I can easily see why this is one of the staples of the science fiction genre. The prophetic nature of the book is at times a little spooky. I had a hard time reminding myself that this book was written over forty years ago. The crisis in the Middle East, Global Warming (or Global Extremism as I like to call it), even the reactivation of a volcanic mountain in the Cascade Range... it was spooky. It was this prophetic nature and the book's distinct dystopian setting that made the book strike a cord in me. I was drawn to the 1984 Big Brother vibe, so when the book would veer into aliens and grey skinned people, I was a little put off. I wish the book hadn't gone so overtly sci-fi. While I agree with members of my book club that a turtle like alien selling antiques is funny and brought in a William S. Burroughs and at times a Philip K. Dick feel to the story, I still long for Le Guin to have grounded it a bit more in reality. Now I'm not saying the power to change the world with your dreams IS grounded in reality, it's just that having this one element changing things and concentrating more on the moral ramifications of someone trying to change the world in this way appeals to me more then aliens selling Beatles LP singles.

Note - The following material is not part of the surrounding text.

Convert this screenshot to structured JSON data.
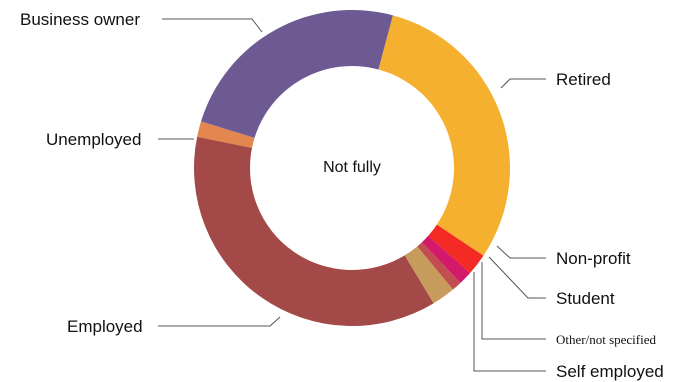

I should also say that this book doesn't make for the best bedtime reading because, to put it mildly, it seemed to create a need in my subconscious to go out of it's way to give me crack dreams. Which brings me to Dr. Haber. The arrogance to believe that you can control someone's dreams is so foolish that I wonder how he thought he could bottle this lightning. George himself has had the "gift" for many years and it is a curse that made him seek drugs. If George can't control or understand his own mind, how egotistical is Dr. Haber to think he can do so so quickly. Plus, even with just a subtle change in wording the effective dream could be disastrous. Aliens could land on Earth! George doesn't even know how his subconscious chooses which aspect of the dream will be effective.
Ok, to take this idea further, let's look at a dream I had falling asleep after reading this book. I was at a fancy museum with Benedict Cumberbatch as my "date" (I don't think we were dating, though I wish, but it was more a group of Bright Young Things hanging together). I had an amazing black silk dress that was cut low in the front and a black necklace that had strands that hung in cords, like a beaded curtain, and it shimmered so lovely. I was also looking to find a silver fox stole, though I didn't think it would perfectly match my dress, it would go with a cream one in my closet better (yes, I do have bizarrely detailed dreams). So there was something in the basement of the museum, a threat that we all went to investigate. There was like a catacombs, and below or beside that, an interior space that was also outside, and it was a cemetery. All through this cemetery there were zombies. I had to fight them off and get to the other side where the wall was black, which turned out to be a curtain and I fell down a giant hill on the other side to a weird furnace like area. Now what would be the effective part of this dream? I mean it's a crap shoot. I could just as easily end up with a lovely silver fox stole as I could zombies overrunning the earth... that's just something to think on.